Decision Making (DM) process is the obverse of strategic planning (SP):
  • SP begins with learning standards and moves toward actions to improve student achievement
  • DM points back to learning standards, examining how each choice will serve the core mission
(Robert Hull gave the example of MA BESE's 2010 "Conditions for School Effectiveness" - a tool to identify research-based practices that all schools, especially the most struggling schools, require to effectively meet the learning needs of all students. It defines conditions and how they look when implemented purposefully and with fidelity. Also, ultimately, provides conditions for state receivership).

The "hub" never changes - it's always about the learning standards - it's always about learning.
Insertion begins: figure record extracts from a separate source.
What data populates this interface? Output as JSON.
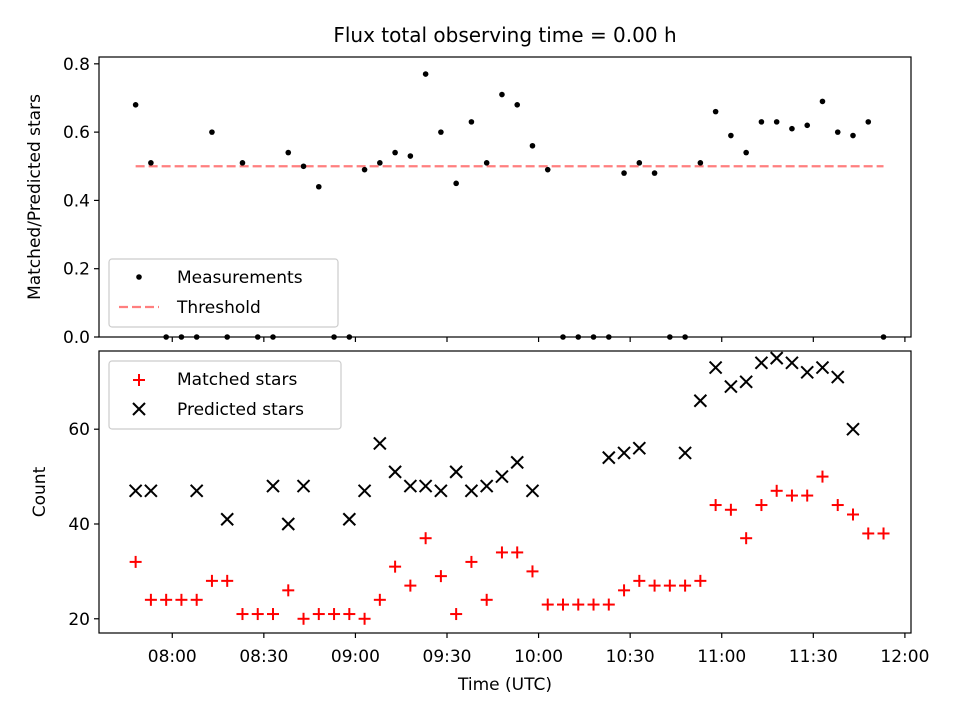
{
  "chart_data": [
    {
      "type": "scatter",
      "title": "Flux total observing time = 0.00 h",
      "ylabel": "Matched/Predicted stars",
      "xlim": [
        "07:36",
        "12:02"
      ],
      "ylim": [
        0,
        0.82
      ],
      "yticks": [
        "0.0",
        "0.2",
        "0.4",
        "0.6",
        "0.8"
      ],
      "legend": {
        "position": "lower-left",
        "measurements_label": "Measurements",
        "threshold_label": "Threshold"
      },
      "threshold": {
        "value": 0.5,
        "x_range": [
          "07:48",
          "11:53"
        ],
        "color": "#ff7f7f",
        "style": "dashed"
      },
      "series": [
        {
          "name": "Measurements",
          "color": "#000000",
          "x": [
            "07:48",
            "07:53",
            "07:58",
            "08:03",
            "08:08",
            "08:13",
            "08:18",
            "08:23",
            "08:28",
            "08:33",
            "08:38",
            "08:43",
            "08:48",
            "08:53",
            "08:58",
            "09:03",
            "09:08",
            "09:13",
            "09:18",
            "09:23",
            "09:28",
            "09:33",
            "09:38",
            "09:43",
            "09:48",
            "09:53",
            "09:58",
            "10:03",
            "10:08",
            "10:13",
            "10:18",
            "10:23",
            "10:28",
            "10:33",
            "10:38",
            "10:43",
            "10:48",
            "10:53",
            "10:58",
            "11:03",
            "11:08",
            "11:13",
            "11:18",
            "11:23",
            "11:28",
            "11:33",
            "11:38",
            "11:43",
            "11:48",
            "11:53"
          ],
          "y": [
            0.68,
            0.51,
            0.0,
            0.0,
            0.0,
            0.6,
            0.0,
            0.51,
            0.0,
            0.0,
            0.54,
            0.5,
            0.44,
            0.0,
            0.0,
            0.49,
            0.51,
            0.54,
            0.53,
            0.77,
            0.6,
            0.45,
            0.63,
            0.51,
            0.71,
            0.68,
            0.56,
            0.49,
            0.0,
            0.0,
            0.0,
            0.0,
            0.48,
            0.51,
            0.48,
            0.0,
            0.0,
            0.51,
            0.66,
            0.59,
            0.54,
            0.63,
            0.63,
            0.61,
            0.62,
            0.69,
            0.6,
            0.59,
            0.63,
            0.0
          ]
        }
      ]
    },
    {
      "type": "scatter",
      "xlabel": "Time (UTC)",
      "ylabel": "Count",
      "xlim": [
        "07:36",
        "12:02"
      ],
      "xticks": [
        "08:00",
        "08:30",
        "09:00",
        "09:30",
        "10:00",
        "10:30",
        "11:00",
        "11:30",
        "12:00"
      ],
      "ylim": [
        17,
        76.5
      ],
      "yticks": [
        "20",
        "40",
        "60"
      ],
      "legend": {
        "position": "upper-left",
        "matched_label": "Matched stars",
        "predicted_label": "Predicted stars"
      },
      "series": [
        {
          "name": "Matched stars",
          "marker": "+",
          "color": "#ff0000",
          "x": [
            "07:48",
            "07:53",
            "07:58",
            "08:03",
            "08:08",
            "08:13",
            "08:18",
            "08:23",
            "08:28",
            "08:33",
            "08:38",
            "08:43",
            "08:48",
            "08:53",
            "08:58",
            "09:03",
            "09:08",
            "09:13",
            "09:18",
            "09:23",
            "09:28",
            "09:33",
            "09:38",
            "09:43",
            "09:48",
            "09:53",
            "09:58",
            "10:03",
            "10:08",
            "10:13",
            "10:18",
            "10:23",
            "10:28",
            "10:33",
            "10:38",
            "10:43",
            "10:48",
            "10:53",
            "10:58",
            "11:03",
            "11:08",
            "11:13",
            "11:18",
            "11:23",
            "11:28",
            "11:33",
            "11:38",
            "11:43",
            "11:48",
            "11:53"
          ],
          "y": [
            32,
            24,
            24,
            24,
            24,
            28,
            28,
            21,
            21,
            21,
            26,
            20,
            21,
            21,
            21,
            20,
            24,
            31,
            27,
            37,
            29,
            21,
            32,
            24,
            34,
            34,
            30,
            23,
            23,
            23,
            23,
            23,
            26,
            28,
            27,
            27,
            27,
            28,
            44,
            43,
            37,
            44,
            47,
            46,
            46,
            50,
            44,
            42,
            38,
            38
          ]
        },
        {
          "name": "Predicted stars",
          "marker": "x",
          "color": "#000000",
          "x": [
            "07:48",
            "07:53",
            "08:08",
            "08:18",
            "08:33",
            "08:38",
            "08:43",
            "08:58",
            "09:03",
            "09:08",
            "09:13",
            "09:18",
            "09:23",
            "09:28",
            "09:33",
            "09:38",
            "09:43",
            "09:48",
            "09:53",
            "09:58",
            "10:23",
            "10:28",
            "10:33",
            "10:48",
            "10:53",
            "10:58",
            "11:03",
            "11:08",
            "11:13",
            "11:18",
            "11:23",
            "11:28",
            "11:33",
            "11:38",
            "11:43"
          ],
          "y": [
            47,
            47,
            47,
            41,
            48,
            40,
            48,
            41,
            47,
            57,
            51,
            48,
            48,
            47,
            51,
            47,
            48,
            50,
            53,
            47,
            54,
            55,
            56,
            55,
            66,
            73,
            69,
            70,
            74,
            75,
            74,
            72,
            73,
            71,
            60
          ]
        }
      ]
    }
  ]
}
State examples as seen through the lens of a standards-based system were provided from Maryland and Delaware: 
  • Maryland, with regard to their work for K-12 computer science education. 
  • Delaware builds on current strategic goals and initiatives, existing structures, and partnership.
In aligning standards, there are options - look at all of the state's policies and determine:
  • policies that are aligned (good, keep 'em)
  • policies that are not aligned:
    • decided which policies to revise so that they become aligned
    • decide which policies to archive
NASBE has published Policy Updates to guide SBEs.

Sunday, June 19, 2016

NASBE: Public Education Positions

I'm a member of the (PEP) Committee. We had a conference call recently to discuss how to do some revamping of the positions, with respect to establishing a process and structure for establishing new positions, reaffirming positions, and archiving positions.

  • NASBE referred to the structure of the Government Affairs Committee (GAC) as a good template: members to PEP would be appointed by state boards of ed, with NASBE President appointing the Chair. After some discussion, the Committee was in unanimous support.
  • NASBE had been working on a preamble for the position statements, which was brought to the Committee and ultimately supported (unanimously) after discussion.
  • The Committee's recommendations will go before the NASBE Board for its support to adopt this structure on MOnday, June 20, which also requires changes to the PEP Committee Bylaws (Article X, Section 4).

If the Board votes to support one or both recommendation at its meeting on Monday, June 20, the proposal will go before the Delegate Assembly at the Annual Conference this October for a final vote and Bylaws change.